| Type: | total |
| Date: | June 15, 2011 |
| Gamma: | 0.0897 |
| Magnitude: | 1.7014 |
| Saros Ser: | 130 |
| Saros No: | 34 of 72 |
| Totality: | 100 minutes, 13 seconds |
| Partiality: | 219 minutes, 17 seconds |
| Penumbral: | 336 minutes, 4 seconds |
| P1: | 17:24:37 |
| U1: | 18:22:57 |
| U2: | 19:22:29 |
| Greatest: | 20:12:36 |
| U3: | 21:02:42 |
| U4: | 22:02:14 |
| P4: | 23:00:41 |
| Previous: | December 2010 |
| Next: | December 2011 |
A total lunar eclipse occurred at the Moon’s ascending node of orbit on Wednesday, June 15, 2011,[1] with an umbral magnitude of 1.7014. A lunar eclipse occurs when the Moon moves into the Earth's shadow, causing the Moon to be darkened. A total lunar eclipse occurs when the Moon's near side entirely passes into the Earth's umbral shadow. Unlike a solar eclipse, which can only be viewed from a relatively small area of the world, a lunar eclipse may be viewed from anywhere on the night side of Earth. A total lunar eclipse can last up to nearly two hours, while a total solar eclipse lasts only a few minutes at any given place, because the Moon's shadow is smaller. Occurring about 4.1 days after perigee (on June 11, 2011, at 21:40 UTC), the Moon's apparent diameter was larger.[2]
This was a relatively rare central lunar eclipse, where the Moon crossed the center of the Earth's shadow. The last time a lunar eclipse was closer to the center of the Earth's shadow was on July 16, 2000. The next central total lunar eclipse occurred on July 27, 2018.
The eclipse was completely visible over east Africa, Antarctica, and west, central, and south Asia, seen rising over Europe, west Africa, and South America and setting over east Asia and Australia.[3]
In western Asia, Australia, and the Philippines, the lunar eclipse was visible just before sunrise.[4] It was very visible in the clear and cloudless night sky throughout eastern and southeast Asia. Africa, far eastern Russia and Europe witnessed the whole event even in the late stages (as in partial lunar eclipse). The Americas (including North and northwestern South America) missed the eclipse completely (except in most areas) because it occurred at moonset.

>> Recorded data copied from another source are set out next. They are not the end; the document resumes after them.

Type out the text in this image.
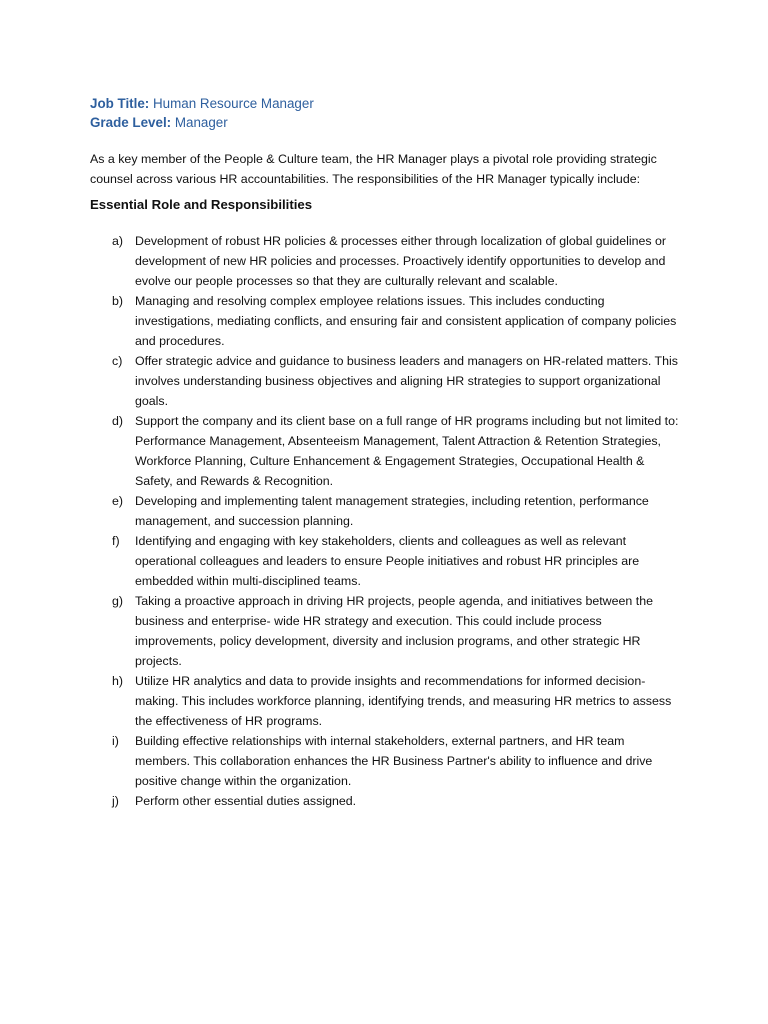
Job Title: Human Resource Manager
Grade Level: Manager

As a key member of the People & Culture team, the HR Manager plays a pivotal role providing strategic counsel across various HR accountabilities. The responsibilities of the HR Manager typically include:

Essential Role and Responsibilities
a) Development of robust HR policies & processes either through localization of global guidelines or development of new HR policies and processes. Proactively identify opportunities to develop and evolve our people processes so that they are culturally relevant and scalable.
b) Managing and resolving complex employee relations issues. This includes conducting investigations, mediating conflicts, and ensuring fair and consistent application of company policies and procedures.
c) Offer strategic advice and guidance to business leaders and managers on HR-related matters. This involves understanding business objectives and aligning HR strategies to support organizational goals.
d) Support the company and its client base on a full range of HR programs including but not limited to: Performance Management, Absenteeism Management, Talent Attraction & Retention Strategies, Workforce Planning, Culture Enhancement & Engagement Strategies, Occupational Health & Safety, and Rewards & Recognition.
e) Developing and implementing talent management strategies, including retention, performance management, and succession planning.
f) Identifying and engaging with key stakeholders, clients and colleagues as well as relevant operational colleagues and leaders to ensure People initiatives and robust HR principles are embedded within multi-disciplined teams.
g) Taking a proactive approach in driving HR projects, people agenda, and initiatives between the business and enterprise- wide HR strategy and execution. This could include process improvements, policy development, diversity and inclusion programs, and other strategic HR projects.
h) Utilize HR analytics and data to provide insights and recommendations for informed decision-making. This includes workforce planning, identifying trends, and measuring HR metrics to assess the effectiveness of HR programs.
i) Building effective relationships with internal stakeholders, external partners, and HR team members. This collaboration enhances the HR Business Partner's ability to influence and drive positive change within the organization.
j) Perform other essential duties assigned.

Shown below is a table displaying details about this particular solar eclipse. It describes various parameters pertaining to this eclipse.[5]
| Penumbral Magnitude | 2.68833 | |
| Umbral Magnitude | 1.70136 | |
| Gamma | 0.08968 | |
| Sun Right Ascension | 05h35m33.6s | |
| Sun Declination | +23°19'06.1" | |
| Sun Semi-Diameter | 15'44.7" | |
| Sun Equatorial Horizontal Parallax | 08.7" | |
| Moon Right Ascension | 17h35m32.3s | |
| Moon Declination | -23°13'51.6" | |
| Moon Semi-Diameter | 15'57.2" | |
| Moon Equatorial Horizontal Parallax | 0°58'33.0" | |
| ΔT | 66.5 s |
See also: Eclipse cycle. This eclipse is part of an eclipse season, a period, roughly every six months, when eclipses occur. Only two (or occasionally three) eclipse seasons occur each year, and each season lasts about 35 days and repeats just short of six months (173 days) later; thus two full eclipse seasons always occur each year. Either two or three eclipses happen each eclipse season. In the sequence below, each eclipse is separated by a fortnight. The first and last eclipse in this sequence is separated by one synodic month.
This eclipse is the center of nine lunar eclipses in a short-lived series. Each eclipse in the series repeats after one semester (6 lunations or 177 days) occurring at alternating nodes.
A lunar eclipse will be preceded and followed by solar eclipses by 9 years and 5.5 days (a half saros).[6] This lunar eclipse is related to two annular solar eclipses of Solar Saros 137.